Working with Files In Linux
-
I am working on document cleanup in an ancient custom (shitty) application we are trying to retire. Basically, there are files everywhere, and I need to find the files that are referenced in the database in the filesystem. My plan is to dump the file references from the application's database into a table, and do the same for the filesystem in another table. I will then match by filename and go from there.
However, I'm not sure how to approach capturing the files at the filesystem level. Say said files are structured in /this/directory, what would be the best way to capture the following data?
Filename | Absolute Path | Modified Date
Any advice would be appreciated. For what it's worth, this is on CentOS 7.
Thanks!!
-
No need to get the filename, the absolute path will include that already.
-
I'm not clear what you are asking. Do you want a list of ALL files under said /directory or are you looking for only certain ones?
-
@scottalanmiller said:
No need to get the filename, the absolute path will include that already.

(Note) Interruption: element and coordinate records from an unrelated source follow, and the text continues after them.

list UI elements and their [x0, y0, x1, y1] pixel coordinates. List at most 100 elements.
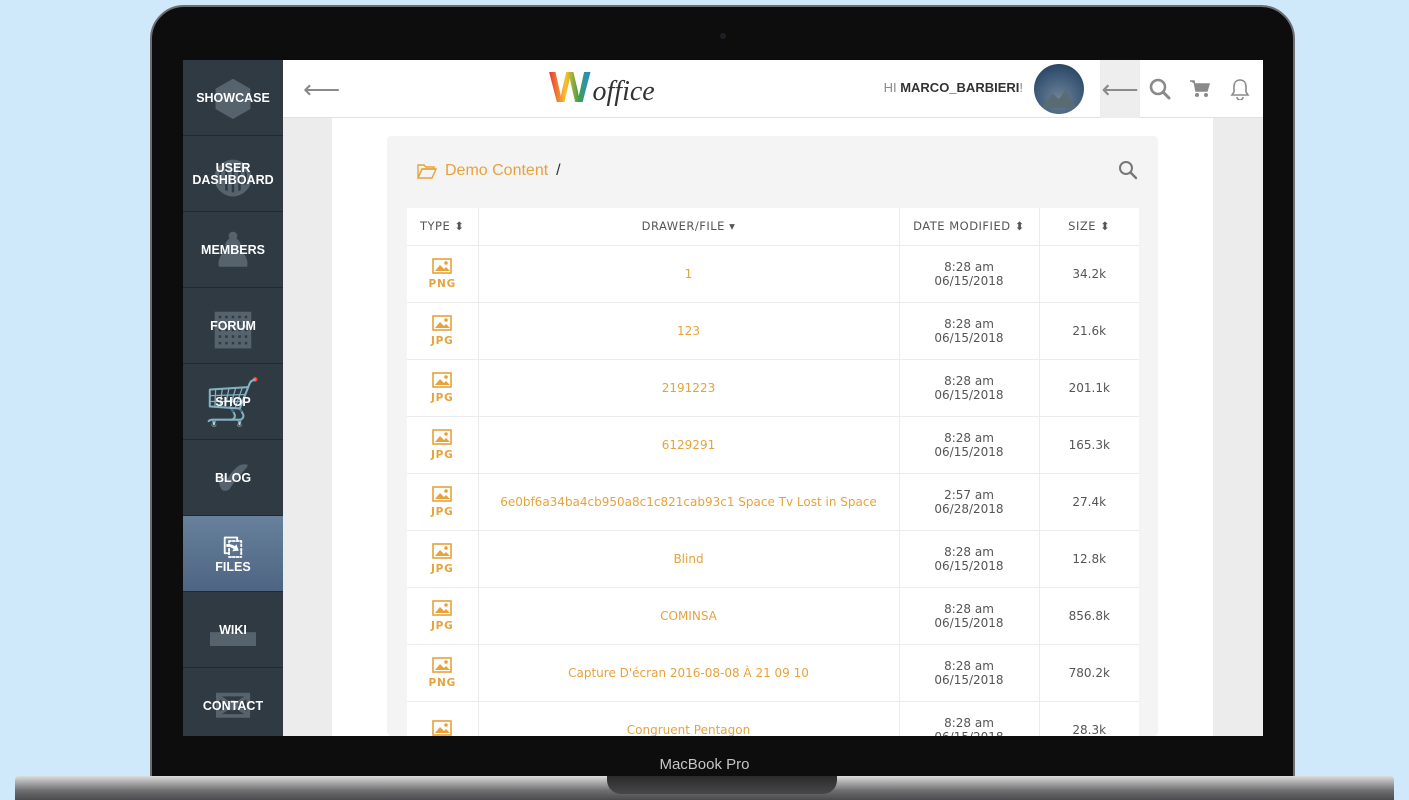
modified-date: 06/15/2018 — [934, 558, 1004, 573]
file-extension: JPG — [430, 505, 454, 518]
sidebar-item-blog[interactable]: ✔ BLOG — [183, 440, 283, 516]
modified-time: 8:28 am — [944, 601, 994, 616]
top-header: ⟵ W office HI MARCO_BARBIERI! ⟵ — [283, 60, 1263, 118]
screen: ⬢ SHOWCASE ◍ USER DASHBOARD ♟ MEMBERS ▦ FORUM 🛒 S… — [183, 60, 1263, 736]
table-row[interactable]: JPG 123 8:28 am 06/15/2018 21.6k — [407, 302, 1139, 360]
column-header-date-modified[interactable]: DATE MODIFIED ⬍ — [899, 208, 1040, 246]
logo-text: office — [592, 76, 655, 107]
cart-icon[interactable] — [1180, 60, 1220, 118]
sidebar-item-members[interactable]: ♟ MEMBERS — [183, 212, 283, 288]
column-header-type[interactable]: TYPE ⬍ — [407, 208, 479, 246]
modified-time: 8:28 am — [944, 316, 994, 331]
date-cell: 8:28 am06/15/2018 — [899, 530, 1040, 588]
type-cell: PNG — [407, 644, 479, 702]
camera-dot — [720, 33, 726, 39]
file-name-link[interactable]: 6e0bf6a34ba4cb950a8c1c821cab93c1 Space T… — [500, 495, 877, 509]
file-name-cell: Blind — [478, 530, 900, 588]
size-cell: 12.8k — [1039, 530, 1139, 588]
file-name-link[interactable]: 1 — [685, 267, 693, 281]
image-file-icon — [407, 314, 478, 335]
sidebar-item-label: FORUM — [210, 318, 256, 333]
type-cell — [407, 701, 479, 737]
column-header-drawer-file[interactable]: DRAWER/FILE ▾ — [478, 208, 900, 246]
file-name-link[interactable]: Congruent Pentagon — [627, 723, 750, 737]
file-extension: JPG — [430, 562, 454, 575]
sidebar-item-shop[interactable]: 🛒 SHOP — [183, 364, 283, 440]
image-file-icon — [407, 656, 478, 677]
greeting-suffix: ! — [1019, 80, 1023, 95]
logo[interactable]: W office — [549, 66, 655, 110]
type-cell: JPG — [407, 416, 479, 474]
table-header-row: TYPE ⬍ DRAWER/FILE ▾ DATE MODIFIED ⬍ SIZ… — [407, 208, 1139, 246]
column-header-size[interactable]: SIZE ⬍ — [1039, 208, 1139, 246]
file-name-link[interactable]: COMINSA — [660, 609, 717, 623]
image-file-icon — [407, 719, 478, 737]
image-file-icon — [407, 371, 478, 392]
modified-date: 06/15/2018 — [934, 444, 1004, 459]
sidebar-item-label: CONTACT — [202, 698, 264, 713]
image-file-icon — [407, 485, 478, 506]
table-row[interactable]: PNG Capture D'écran 2016-08-08 À 21 09 10… — [407, 644, 1139, 702]
file-name-cell: 2191223 — [478, 359, 900, 417]
sidebar-item-files[interactable]: ⎘ FILES — [183, 516, 283, 592]
modified-time: 8:28 am — [944, 544, 994, 559]
file-size: 201.1k — [1068, 380, 1110, 395]
file-size: 34.2k — [1072, 266, 1107, 281]
bell-icon[interactable] — [1220, 60, 1260, 118]
back-arrow-icon[interactable]: ⟵ — [1100, 60, 1140, 118]
breadcrumb-separator: / — [556, 162, 561, 179]
table-row[interactable]: Congruent Pentagon 8:28 am06/15/2018 28.3k — [407, 701, 1139, 736]
sidebar-item-label: MEMBERS — [201, 242, 265, 257]
sidebar-item-wiki[interactable]: ▬ WIKI — [183, 592, 283, 668]
type-cell: JPG — [407, 587, 479, 645]
file-size: 780.2k — [1068, 665, 1110, 680]
file-name-link[interactable]: Capture D'écran 2016-08-08 À 21 09 10 — [568, 666, 809, 680]
files-search-icon[interactable] — [1118, 160, 1138, 186]
modified-date: 06/15/2018 — [900, 730, 1039, 737]
table-row[interactable]: JPG 6e0bf6a34ba4cb950a8c1c821cab93c1 Spac… — [407, 473, 1139, 531]
size-cell: 201.1k — [1039, 359, 1139, 417]
image-file-icon — [407, 599, 478, 620]
file-name-link[interactable]: 6129291 — [662, 438, 715, 452]
sidebar-item-label: WIKI — [219, 622, 247, 637]
sidebar-item-forum[interactable]: ▦ FORUM — [183, 288, 283, 364]
date-cell: 8:28 am06/15/2018 — [899, 416, 1040, 474]
size-cell: 21.6k — [1039, 302, 1139, 360]
table-row[interactable]: JPG Blind 8:28 am 06/15/2018 12.8k — [407, 530, 1139, 588]
image-file-icon — [407, 257, 478, 278]
breadcrumb-folder[interactable]: Demo Content — [445, 162, 548, 180]
sidebar-item-showcase[interactable]: ⬢ SHOWCASE — [183, 60, 283, 136]
file-name-link[interactable]: 2191223 — [662, 381, 715, 395]
file-size: 12.8k — [1072, 551, 1107, 566]
search-icon[interactable] — [1140, 60, 1180, 118]
file-name-link[interactable]: 123 — [677, 324, 700, 338]
files-panel: Demo Content / TYPE ⬍ DRAWER/FILE ▾ DATE … — [387, 136, 1158, 736]
date-cell: 2:57 am 06/28/2018 — [899, 473, 1040, 531]
table-row[interactable]: PNG 1 8:28 am 06/15/2018 34.2k — [407, 245, 1139, 303]
file-extension: PNG — [428, 676, 456, 689]
table-row[interactable]: JPG COMINSA 8:28 am 06/15/2018 856.8k — [407, 587, 1139, 645]
size-cell: 165.3k — [1039, 416, 1139, 474]
table-row[interactable]: JPG 6129291 8:28 am 06/15/2018 165.3k — [407, 416, 1139, 474]
folder-open-icon — [417, 164, 437, 179]
file-name-link[interactable]: Blind — [673, 552, 703, 566]
modified-date: 06/15/2018 — [934, 273, 1004, 288]
date-cell: 8:28 am06/15/2018 — [899, 245, 1040, 303]
greeting-prefix: HI — [883, 80, 901, 95]
file-size: 856.8k — [1068, 608, 1110, 623]
username[interactable]: MARCO_BARBIERI — [900, 80, 1019, 95]
file-extension: JPG — [430, 334, 454, 347]
sidebar-item-contact[interactable]: ✉ CONTACT — [183, 668, 283, 736]
file-extension: PNG — [428, 277, 456, 290]
file-extension: JPG — [430, 391, 454, 404]
sidebar-item-user-dashboard[interactable]: ◍ USER DASHBOARD — [183, 136, 283, 212]
collapse-sidebar-arrow-icon[interactable]: ⟵ — [303, 74, 340, 105]
file-extension: JPG — [430, 448, 454, 461]
modified-time: 8:28 am — [944, 430, 994, 445]
type-cell: JPG — [407, 359, 479, 417]
type-cell: JPG — [407, 302, 479, 360]
avatar[interactable] — [1034, 64, 1084, 114]
table-row[interactable]: JPG 2191223 8:28 am 06/15/2018 201.1k — [407, 359, 1139, 417]
modified-time: 8:28 am — [944, 715, 994, 730]
file-name-cell: Capture D'écran 2016-08-08 À 21 09 10 — [478, 644, 900, 702]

I want the file name and path to said file separate, but I suppose I could separate them through another step. I'm going to be matching by file name. basically table1.filename = table2.filename
-
@scottalanmiller said:
I'm not clear what you are asking. Do you want a list of ALL files under said /directory or are you looking for only certain ones?
Every single file under /this/directory.
-
@anthonyh said:
@scottalanmiller said:
No need to get the filename, the absolute path will include that already.
I want the file name and path to said file separate, but I suppose I could separate them through another step. I'm going to be matching by file name. basically table1.filename = table2.filename
Just use a filter on the existing file, no need to make a separate file for that.
-
@anthonyh said:
@scottalanmiller said:
I'm not clear what you are asking. Do you want a list of ALL files under said /directory or are you looking for only certain ones?
Every single file under /this/directory.
Oh okay.
find /dir -type f -print
Where /dir is the directory name in question. See if that gives you want you want.
-
This is super easy to do in Linux.... If you know all the commands like @scottalanmiller!
-
@scottalanmiller said:
@anthonyh said:
@scottalanmiller said:
I'm not clear what you are asking. Do you want a list of ALL files under said /directory or are you looking for only certain ones?
Every single file under /this/directory.
Oh okay.
find /dir -type f -print
Where /dir is the directory name in question. See if that gives you want you want.
That gives me the absolute path, but no date. I found this command that gets me a little closer:
find /this/directory -type f -exec stat -c "%n %y" {} ;
Gives me this:
/this/directory/data/EFile/DOC/227349_FS86478.pdf 2011-08-19 10:21:22.000000000 -0700
But it's not ideal, yet. I'd need to delimit the file and timestamp with something other than a space. I would love to eliminate the decimal on the seconds as well as the timezone, but I can work around those.
-
Ooh, I'm very close!
find /this/directory -type f -printf "%f\t" -printf "%h\t" -printf "%Tc\n"
Gets me this:
254405_FS85691.pdf /this/directory/data/EFile/CASEDOC Mon 27 Aug 2012 08:52:15 AM PDT
If I can get the timestamp formatted as YYY-MM-DDD HH:MM:SS (24h time) I will be golden! I don't care about PDT vs PST.
-
I think I've got it close enough!
find /this/directory -type f -printf "%f\t" -printf "%h\t" -printf "%TY-%Tm-%Td %TH:%TM\n"
Result:
101581_PR78450.pdf /this/directory/data/EFile/MO 2007-10-30 11:16
-
@anthonyh said:
@scottalanmiller said:
@anthonyh said:
@scottalanmiller said:
I'm not clear what you are asking. Do you want a list of ALL files under said /directory or are you looking for only certain ones?
Every single file under /this/directory.
Oh okay.
find /dir -type f -print
Where /dir is the directory name in question. See if that gives you want you want.
That gives me the absolute path, but no date. I found this command that gets me a little closer:
find /this/directory -type f -exec stat -c "%n %y" {} ;
Gives me this:
/this/directory/data/EFile/DOC/227349_FS86478.pdf 2011-08-19 10:21:22.000000000 -0700
But it's not ideal, yet. I'd need to delimit the file and timestamp with something other than a space. I would love to eliminate the decimal on the seconds as well as the timezone, but I can work around those.
Easier to work with the date if you use UNIX time instead of a human readable format. And you can use the cut command to trim off anything trailing that you don't want.